Brock has been appearing on the Zappa Plays Zappa tour, fronted by Frank's offspring Dweezil. Project/Object's core five-piece line-up is customarily augmented by other guest players, as was the case for this barnstormer showing at The Lion's Den in Greenwich Village. Andre Cholmondeley plays the FZ role, but isn't tempted into direct reproduction on either the guitaring or vocal fronts. Conversely, the rest of the band have no trouble negotiating the complex high-speed chases of Zappa's pieces, turning in a wondrous glut of authentic mimicry, playing as if the music is freshly inked, so vital is their delivery.

I can't believe the scene as I walk into The Lion's Den. It's the archetypal rock joint, and the band have only been onstage for fifteen minutes, but the crowd is already deep in their grip, a motley bunch in terms of ages, sexes and clans, getting off on the convoluted headbang serialism like it's pop music, which ultimately it is, and Zappa kinda perversely hoped it would end up so. Folks are dancing to the avant garde, and if you've just arrived from a John Cage gig around the corner in Washington Square, this is going to be one of your weirdest evenings ever.

I can't believe this fucking band! Clever contortions, but brutally performed, noodly twists, but heeled in the testes, authentic Zappa reproducing, but including fresh improvisation, and the man's solos, delivered on a fucking electric mandolin, fer chrissakes! Well, on a few numbers, anyway. Cholmodeley takes most of the FZ solos on conventional guitar. Moog maniac Eric Svalgard stares into the face of oblivion, and drummer Eric Slick is the absolute foundation here, a powerhouse of accelerated intricacy. And Napoleon Murphy Brock? He's not around for every number, rationing his appearances out, but when he's there he's singing his high soul croon, or blowing fruitily R'n'B horn, or cool flute jazz-waft.

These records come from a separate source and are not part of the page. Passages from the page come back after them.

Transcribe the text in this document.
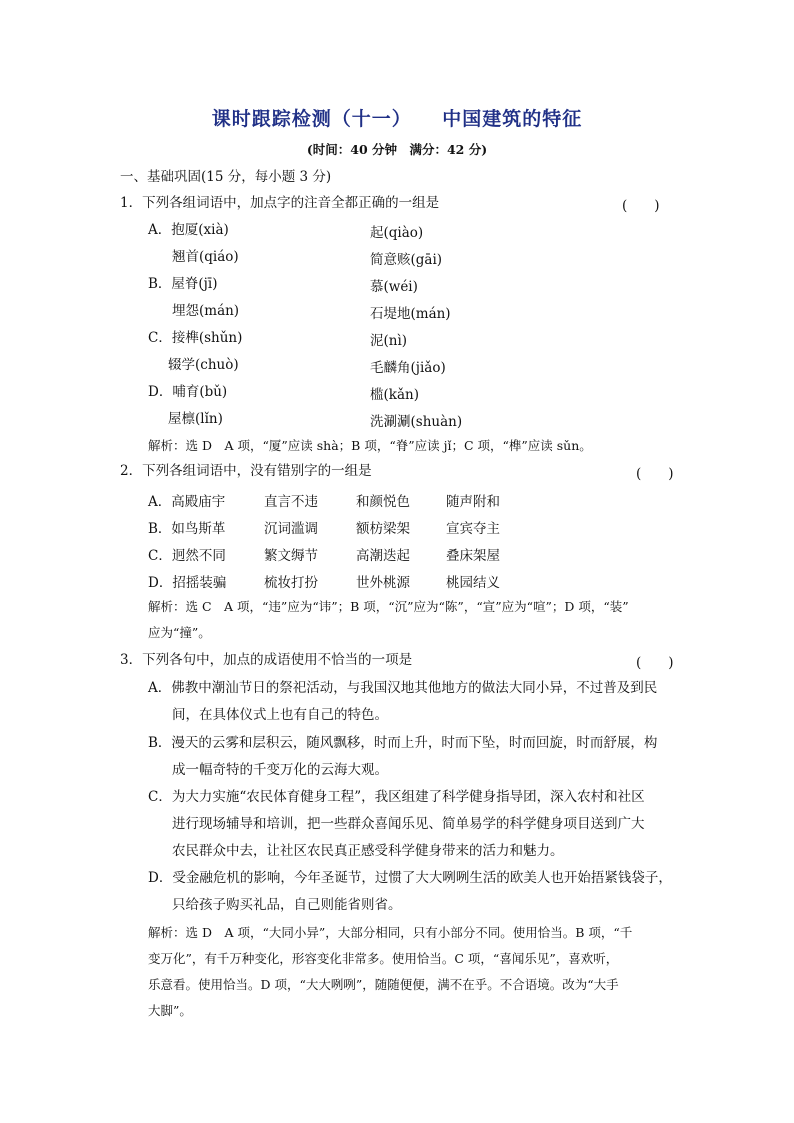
课时跟踪检测（十一）    中国建筑的特征
(时间：40 分钟　满分：42 分)
一、基础巩固(15 分，每小题 3 分)
1．下列各组词语中，加点字的注音全都正确的一组是	(　　)
A．抱厦(xià)	起(qiào)
翘首(qiáo)	简意赅(gāi)
B．屋脊(jī)	慕(wéi)
埋怨(mán)	石堤地(mán)
C．接榫(shǔn)	泥(nì)
辍学(chuò)	毛麟角(jiǎo)
D．哺育(bǔ)	槛(kǎn)
屋檩(lǐn)	洗涮涮(shuàn)
解析：选 D　A 项，“厦”应读 shà；B 项，“脊”应读 jǐ；C 项，“榫”应读 sǔn。
2．下列各组词语中，没有错别字的一组是	(　　)
A．高殿庙宇	直言不违	和颜悦色	随声附和
B．如鸟斯革	沉词滥调	额枋梁架	宣宾夺主
C．迥然不同	繁文缛节	高潮迭起	叠床架屋
D．招摇装骗	梳妆打扮	世外桃源	桃园结义
解析：选 C　A 项，“违”应为“讳”；B 项，“沉”应为“陈”，“宣”应为“喧”；D 项，“装”
应为“撞”。
3．下列各句中，加点的成语使用不恰当的一项是	(　　)
A．佛教中潮汕节日的祭祀活动，与我国汉地其他地方的做法大同小异，不过普及到民
间，在具体仪式上也有自己的特色。
B．漫天的云雾和层积云，随风飘移，时而上升，时而下坠，时而回旋，时而舒展，构
成一幅奇特的千变万化的云海大观。
C．为大力实施“农民体育健身工程”，我区组建了科学健身指导团，深入农村和社区
进行现场辅导和培训，把一些群众喜闻乐见、简单易学的科学健身项目送到广大
农民群众中去，让社区农民真正感受科学健身带来的活力和魅力。
D．受金融危机的影响，今年圣诞节，过惯了大大咧咧生活的欧美人也开始捂紧钱袋子，
只给孩子购买礼品，自己则能省则省。
解析：选 D　A 项，“大同小异”，大部分相同，只有小部分不同。使用恰当。B 项，“千
变万化”，有千万种变化，形容变化非常多。使用恰当。C 项，“喜闻乐见”，喜欢听，
乐意看。使用恰当。D 项，“大大咧咧”，随随便便，满不在乎。不合语境。改为“大手
大脚”。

The Sheik Yerbouti album is clearly a favourite, with tasty versions of Broken Hearts Are For Assholes, Jones Crusher and (best of all) City Of Tiny Lites. Unlike the UK combos, Project/Object are more concerned with Zappa's later, more commercial period. There's not much in the way of early Mothers material here, or even the extended jazzier instrumentals that the Zappatistas enjoy so much. So, there's a neat reading of Tinseltown Rebellion, for instance. But, then it's back to the '70s, for I'm The Slime and Brock's finest moment, Inca Roads. The band play two sets, and the crowd throw themselves deeper and deeper into the music. There's a perfect co-existence of sheer absurdist fun and extreme acrobatic improvisation, and rarely do the four spheres of these, the band and the audience coincide so completely into a beautiful grave-robbing frenzy that's at once nostalgic and supremely of-the-moment.